As insurers continue to prepare themselves for the implementation of Solvency II, there has been a significant increase in the number of insurance portfolio transfers between insurance and reinsurance companies under the Assurance Companies Act 1909 and the Insurance Act 1989.  The main reasoning for this appears to be an attempt by insurers to integrate their core insurance and reinsurance businesses and potentially to separate unwanted portfolios of business for future sale.

We have also seen an increase in non-insurance business transfers and mergers, for example, transfers to other European jurisdictions in conjunction with provisions implemented under the EC Mergers Directive.  In this article, we briefly discuss the process of transferring a book of Irish insurance business underwritten and the various methods of transferring or merging non-insurance businesses.

Transfer of insurance business concluded in Ireland

In order to transfer an insurance business, section 13 of the Assurance Companies Act 1909 and section 36 of the Insurance Act 1989 together require that an application for court sanction is made by the transferring insurer to the Irish High Court.  Usually, this takes place after the parties to the transfer have agreed the terms of a scheme of transfer and (if necessary) have entered into a conditional transfer agreement related thereto.  Both the European Communities (Life Assurance) Framework Regulations 1994 and the European Communities (Non-Life Insurance) Regulations 1994 require that the Irish High Court sanction any scheme of assignment or transfer of insurance business concluded in Ireland.

The High Court will not sanction a proposed transfer unless certain pre-conditions are met.  The consent of the Central Bank of Ireland (the "Central Bank") as the relevant Irish supervisory authority is required.  Before the Central Bank will give its consent, it is required to consult with and obtain the consent of the supervisory authorities of each and every state in the EEA, in which any direct risks written by the transferor and which are to be included in the transfer were underwritten.

It is important to note that the process set out under the Assurance Companies Act 1909 and the Insurance Act 1989 is the sole method of transferring a portfolio of insurance business of an insurance company to another insurance company.

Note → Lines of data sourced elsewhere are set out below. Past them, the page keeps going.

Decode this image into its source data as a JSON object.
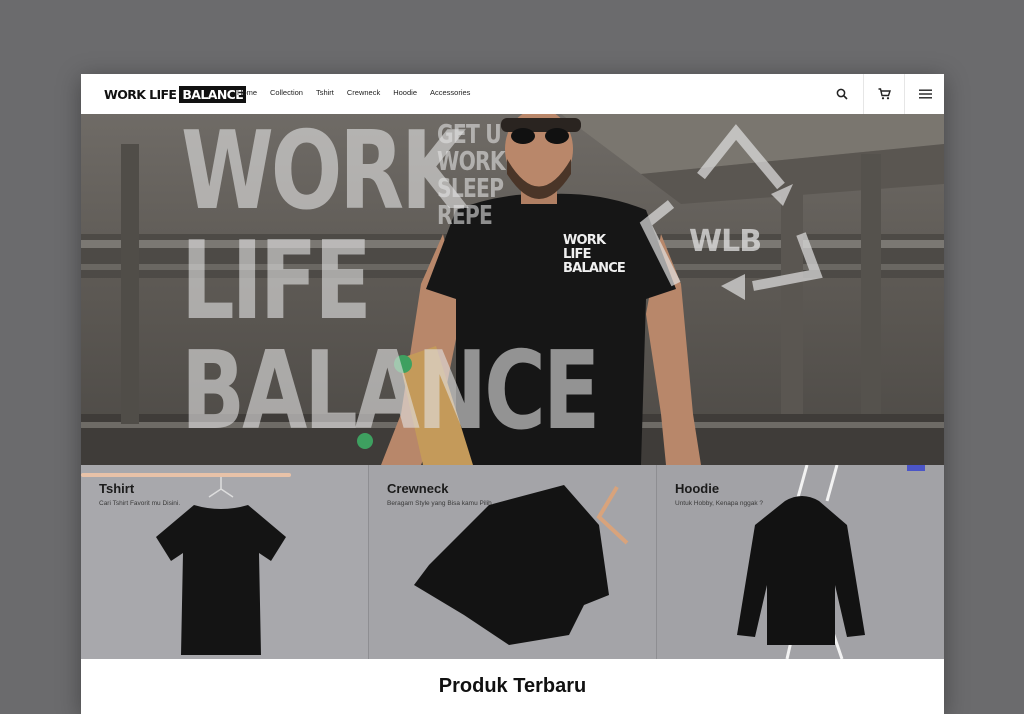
{
  "brand": {
    "logo_plain": "WORK LIFE",
    "logo_boxed": "BALANCE"
  },
  "nav": {
    "items": [
      "Home",
      "Collection",
      "Tshirt",
      "Crewneck",
      "Hoodie",
      "Accessories"
    ],
    "icons": [
      "search-icon",
      "cart-icon",
      "hamburger-menu-icon"
    ]
  },
  "hero": {
    "big_lines": [
      "WORK",
      "LIFE",
      "BALANCE"
    ],
    "small_lines": [
      "GET U",
      "WORK",
      "SLEEP",
      "REPE"
    ],
    "badge": "WLB",
    "shirt_print": [
      "WORK",
      "LIFE",
      "BALANCE"
    ]
  },
  "categories": [
    {
      "title": "Tshirt",
      "desc": "Cari Tshirt Favorit mu Disini."
    },
    {
      "title": "Crewneck",
      "desc": "Beragam Style yang Bisa kamu Pilih."
    },
    {
      "title": "Hoodie",
      "desc": "Untuk Hobby, Kenapa nggak ?"
    }
  ],
  "section": {
    "title": "Produk Terbaru"
  },
  "colors": {
    "accent": "#111111",
    "background": "#6b6b6d",
    "card": "#a6a6aa"
  }
}
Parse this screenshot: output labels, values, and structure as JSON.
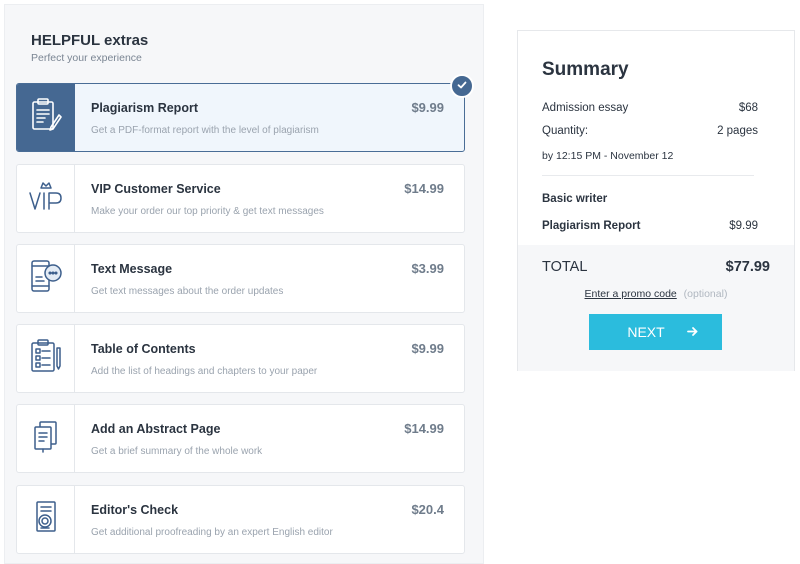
{
  "extras": {
    "title": "HELPFUL extras",
    "subtitle": "Perfect your experience",
    "items": [
      {
        "name": "Plagiarism Report",
        "description": "Get a PDF-format report with the level of plagiarism",
        "price": "$9.99",
        "icon": "clipboard-pencil-icon",
        "selected": true
      },
      {
        "name": "VIP Customer Service",
        "description": "Make your order our top priority & get text messages",
        "price": "$14.99",
        "icon": "vip-crown-icon",
        "selected": false
      },
      {
        "name": "Text Message",
        "description": "Get text messages about the order updates",
        "price": "$3.99",
        "icon": "phone-chat-icon",
        "selected": false
      },
      {
        "name": "Table of Contents",
        "description": "Add the list of headings and chapters to your paper",
        "price": "$9.99",
        "icon": "checklist-clipboard-icon",
        "selected": false
      },
      {
        "name": "Add an Abstract Page",
        "description": "Get a brief summary of the whole work",
        "price": "$14.99",
        "icon": "document-pages-icon",
        "selected": false
      },
      {
        "name": "Editor's Check",
        "description": "Get additional proofreading by an expert English editor",
        "price": "$20.4",
        "icon": "document-magnifier-icon",
        "selected": false
      }
    ]
  },
  "summary": {
    "title": "Summary",
    "paper_type": "Admission essay",
    "paper_price": "$68",
    "quantity_label": "Quantity:",
    "quantity_value": "2 pages",
    "deadline": "by 12:15 PM - November 12",
    "writer": "Basic writer",
    "extra_name": "Plagiarism Report",
    "extra_price": "$9.99",
    "total_label": "TOTAL",
    "total_value": "$77.99",
    "promo_link": "Enter a promo code",
    "promo_optional": "(optional)",
    "next_label": "NEXT"
  },
  "colors": {
    "accent": "#2bbcdd",
    "selected_blue": "#456892",
    "icon_blue": "#3d5f8c"
  }
}
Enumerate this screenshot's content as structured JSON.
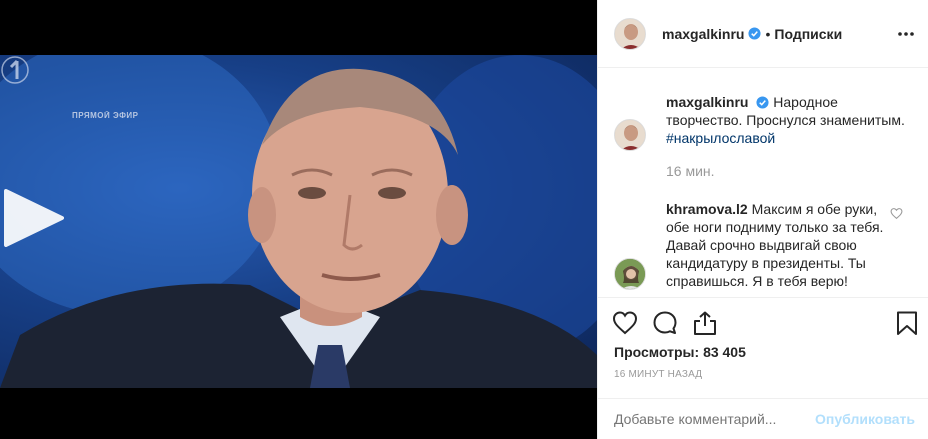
{
  "video": {
    "live_label": "ПРЯМОЙ ЭФИР",
    "icons": [
      "play-icon",
      "channel-one-logo"
    ]
  },
  "header": {
    "username": "maxgalkinru",
    "separator": "•",
    "follow_label": "Подписки",
    "icons": [
      "verified-badge-icon",
      "more-icon"
    ]
  },
  "caption": {
    "username": "maxgalkinru",
    "text": "Народное творчество. Проснулся знаменитым.",
    "hashtag": "#накрылославой",
    "time_ago": "16 мин."
  },
  "comment": {
    "username": "khramova.l2",
    "text": "Максим я обе руки, обе ноги подниму только за тебя. Давай срочно выдвигай свою кандидатуру в президенты. Ты справишься. Я в тебя верю!"
  },
  "actions": {
    "icons": [
      "heart-icon",
      "comment-icon",
      "share-icon",
      "bookmark-icon"
    ]
  },
  "stats": {
    "views_label": "Просмотры:",
    "views_count": "83 405",
    "posted_ago": "16 МИНУТ НАЗАД"
  },
  "add_comment": {
    "placeholder": "Добавьте комментарий...",
    "post_label": "Опубликовать"
  },
  "colors": {
    "link": "#003569",
    "verified": "#3897f0",
    "muted": "#999999",
    "post_disabled": "#b2dffc"
  }
}
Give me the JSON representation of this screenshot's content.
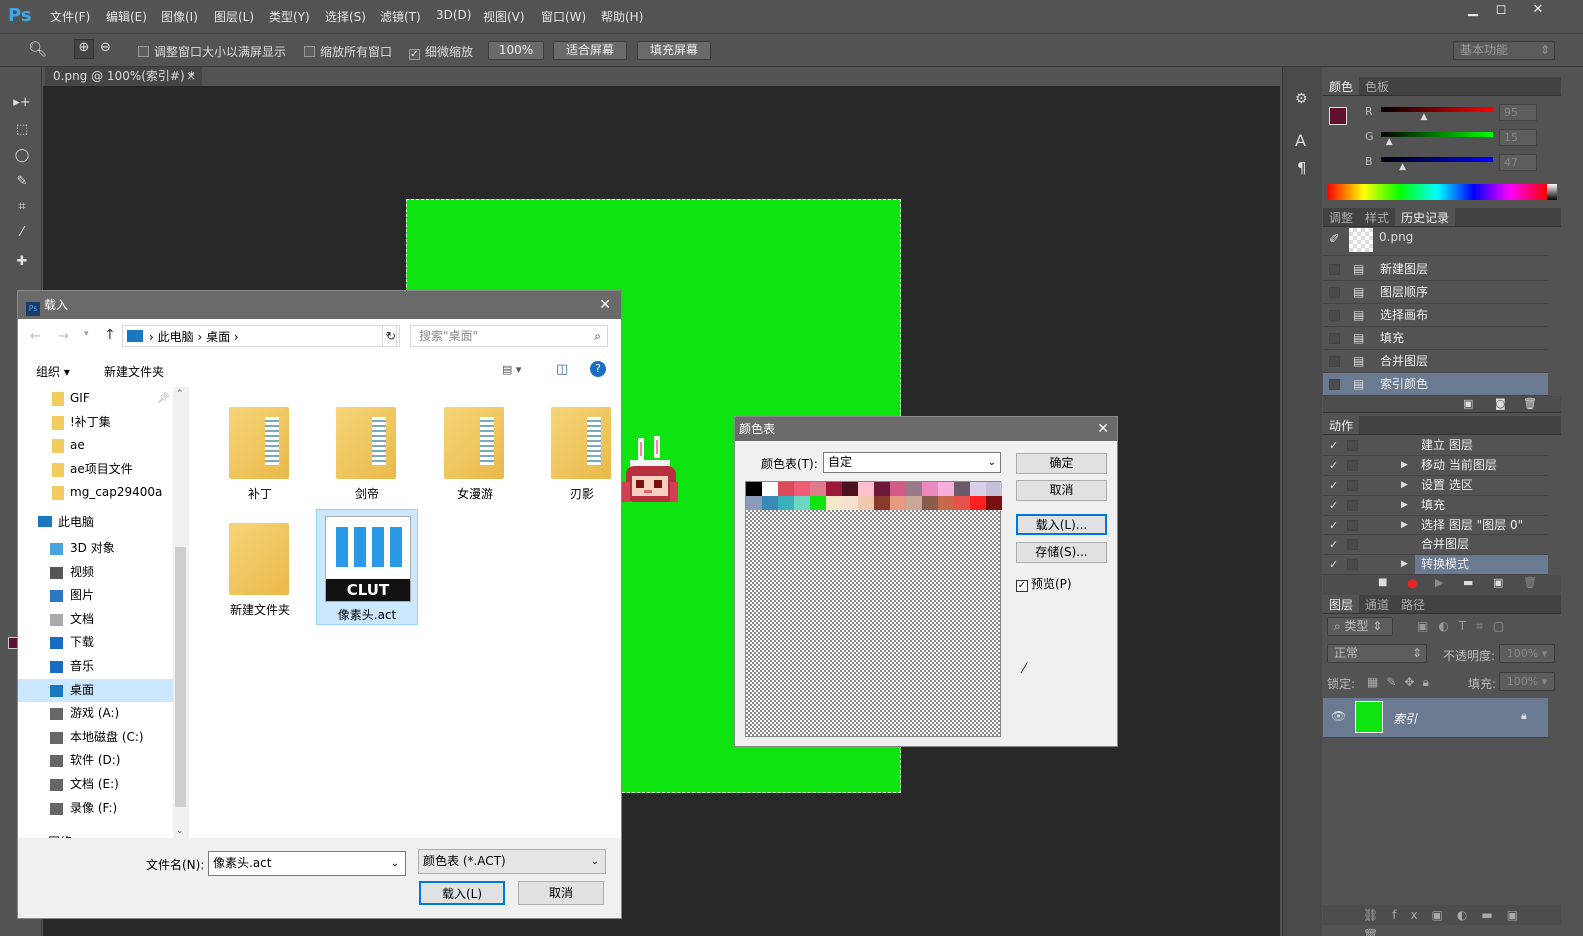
{
  "app": {
    "logo": "Ps"
  },
  "menu": [
    "文件(F)",
    "编辑(E)",
    "图像(I)",
    "图层(L)",
    "类型(Y)",
    "选择(S)",
    "滤镜(T)",
    "3D(D)",
    "视图(V)",
    "窗口(W)",
    "帮助(H)"
  ],
  "options": {
    "resize_windows": "调整窗口大小以满屏显示",
    "zoom_all": "缩放所有窗口",
    "scrubby_zoom": "细微缩放",
    "zoom_100": "100%",
    "fit_screen": "适合屏幕",
    "fill_screen": "填充屏幕",
    "workspace": "基本功能"
  },
  "doc_tab": {
    "title": "0.png @ 100%(索引#) *",
    "close": "×"
  },
  "color_panel": {
    "tabs": [
      "颜色",
      "色板"
    ],
    "channels": [
      {
        "label": "R",
        "value": "95"
      },
      {
        "label": "G",
        "value": "15"
      },
      {
        "label": "B",
        "value": "47"
      }
    ],
    "fg_color": "#5f0f2f"
  },
  "history_panel": {
    "tabs": [
      "调整",
      "样式",
      "历史记录"
    ],
    "snapshot": "0.png",
    "items": [
      "新建图层",
      "图层顺序",
      "选择画布",
      "填充",
      "合并图层",
      "索引颜色"
    ]
  },
  "actions_panel": {
    "tab": "动作",
    "items": [
      "建立 图层",
      "移动 当前图层",
      "设置 选区",
      "填充",
      "选择 图层 \"图层 0\"",
      "合并图层",
      "转换模式"
    ]
  },
  "layers_panel": {
    "tabs": [
      "图层",
      "通道",
      "路径"
    ],
    "filter": "类型",
    "blend": "正常",
    "opacity_label": "不透明度:",
    "opacity": "100%",
    "lock_label": "锁定:",
    "fill_label": "填充:",
    "fill": "100%",
    "layer_name": "索引"
  },
  "load_dialog": {
    "title": "载入",
    "breadcrumb": [
      "此电脑",
      "桌面"
    ],
    "search_placeholder": "搜索\"桌面\"",
    "organize": "组织 ▾",
    "new_folder": "新建文件夹",
    "nav_quick": [
      "GIF",
      "!补丁集",
      "ae",
      "ae项目文件",
      "mg_cap29400a"
    ],
    "nav_pc": "此电脑",
    "nav_items": [
      "3D 对象",
      "视频",
      "图片",
      "文档",
      "下载",
      "音乐",
      "桌面",
      "游戏 (A:)",
      "本地磁盘 (C:)",
      "软件 (D:)",
      "文档 (E:)",
      "录像 (F:)"
    ],
    "nav_more": "网络",
    "files": [
      "补丁",
      "剑帝",
      "女漫游",
      "刃影",
      "新建文件夹",
      "像素头.act"
    ],
    "clut_label": "CLUT",
    "filename_label": "文件名(N):",
    "filename": "像素头.act",
    "filetype": "颜色表 (*.ACT)",
    "load_btn": "载入(L)",
    "cancel_btn": "取消"
  },
  "color_table_dialog": {
    "title": "颜色表",
    "table_label": "颜色表(T):",
    "table_value": "自定",
    "ok": "确定",
    "cancel": "取消",
    "load": "载入(L)...",
    "save": "存储(S)...",
    "preview": "预览(P)",
    "colors": [
      "#000000",
      "#ffffff",
      "#d94b5b",
      "#f05c75",
      "#e07a8c",
      "#9b1a3a",
      "#4a1020",
      "#ffc0cb",
      "#6b1a3a",
      "#d15c8a",
      "#9a7a8a",
      "#e98ac0",
      "#f4b0d8",
      "#6a5a6a",
      "#d8d0e8",
      "#c8c0d8",
      "#8a9ab8",
      "#3a8ab8",
      "#3ab0b8",
      "#6ad8c0",
      "#0ee510",
      "#f4e8c8",
      "#f8e0d0",
      "#f0c8b0",
      "#8a3a2a",
      "#e89a80",
      "#c8a898",
      "#8a5a4a",
      "#c8684a",
      "#e8504a",
      "#ff2020",
      "#7a1010"
    ]
  }
}
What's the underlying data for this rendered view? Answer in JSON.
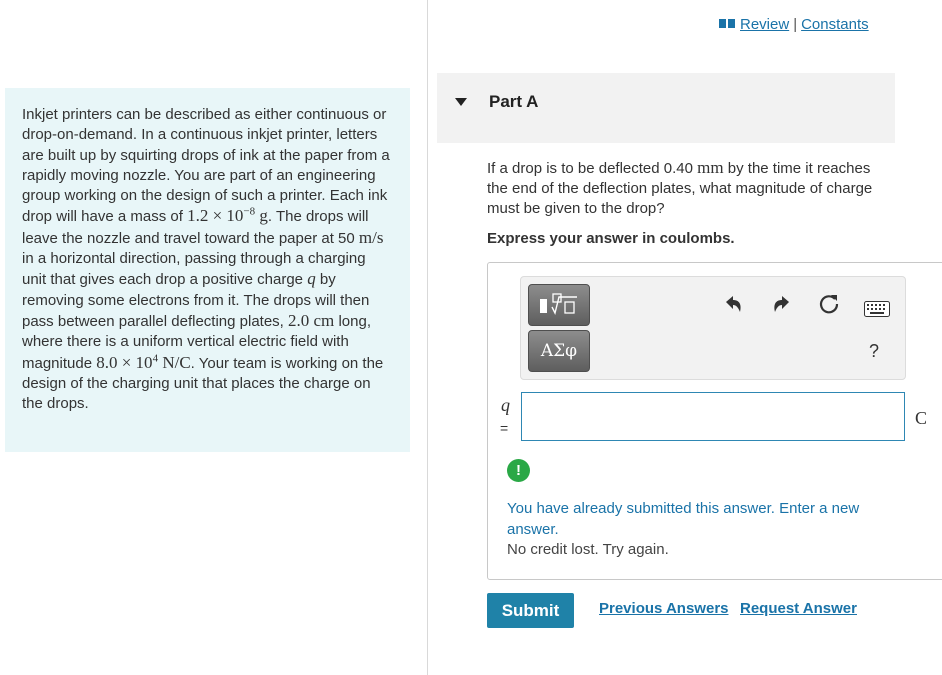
{
  "problem": {
    "line1": "Inkjet printers can be described as either continuous or drop-on-demand. In a continuous inkjet printer, letters are built up by squirting drops of ink at the paper from a rapidly moving nozzle. You are part of an engineering group working on the design of such a printer. Each ink drop will have a mass of ",
    "mass_value": "1.2 × 10",
    "mass_exp": "−8",
    "mass_unit": " g",
    "line2": ". The drops will leave the nozzle and travel toward the paper at 50 ",
    "speed_unit": "m/s",
    "line3": " in a horizontal direction, passing through a charging unit that gives each drop a positive charge ",
    "charge_symbol": "q",
    "line4": " by removing some electrons from it. The drops will then pass between parallel deflecting plates, ",
    "length_value": "2.0 cm",
    "line5": " long, where there is a uniform vertical electric field with magnitude ",
    "field_value": "8.0 × 10",
    "field_exp": "4",
    "field_unit": " N/C",
    "line6": ". Your team is working on the design of the charging unit that places the charge on the drops."
  },
  "header": {
    "review_label": "Review",
    "separator": "|",
    "constants_label": "Constants"
  },
  "part": {
    "title": "Part A",
    "question_pre": "If a drop is to be deflected 0.40 ",
    "question_unit": "mm",
    "question_post": " by the time it reaches the end of the deflection plates, what magnitude of charge must be given to the drop?",
    "instruction": "Express your answer in coulombs."
  },
  "toolbar": {
    "symbols_label": "ΑΣφ",
    "help_label": "?"
  },
  "answer": {
    "variable": "q",
    "equals": "=",
    "value": "",
    "unit": "C"
  },
  "feedback": {
    "alert_symbol": "!",
    "message": "You have already submitted this answer. Enter a new answer.",
    "sub_message": "No credit lost. Try again."
  },
  "actions": {
    "submit_label": "Submit",
    "previous_answers_label": "Previous Answers",
    "request_answer_label": "Request Answer"
  }
}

Transfers and mergers of financial businesses

Various methods regarding the transfer and merger of financial businesses (other than insurance companies) exist under Irish legislation. These procedures differ from the two most common ways in which businesses come together - acquisition of the shares or assets of one company by another - in one key respect - namely that they allow the parties to merge the assets and/or liabilities of two separate entities onto one balance sheet, without the need to novate and/or assign contracts from one entity to the other. In practice, this can be a very significant logistical benefit in using these procedures. The extent to which that facility is available depends on the type of merger and entity involved.

The content of this article is intended to provide a general guide to the subject matter. Specialist advice should be sought about your specific circumstances.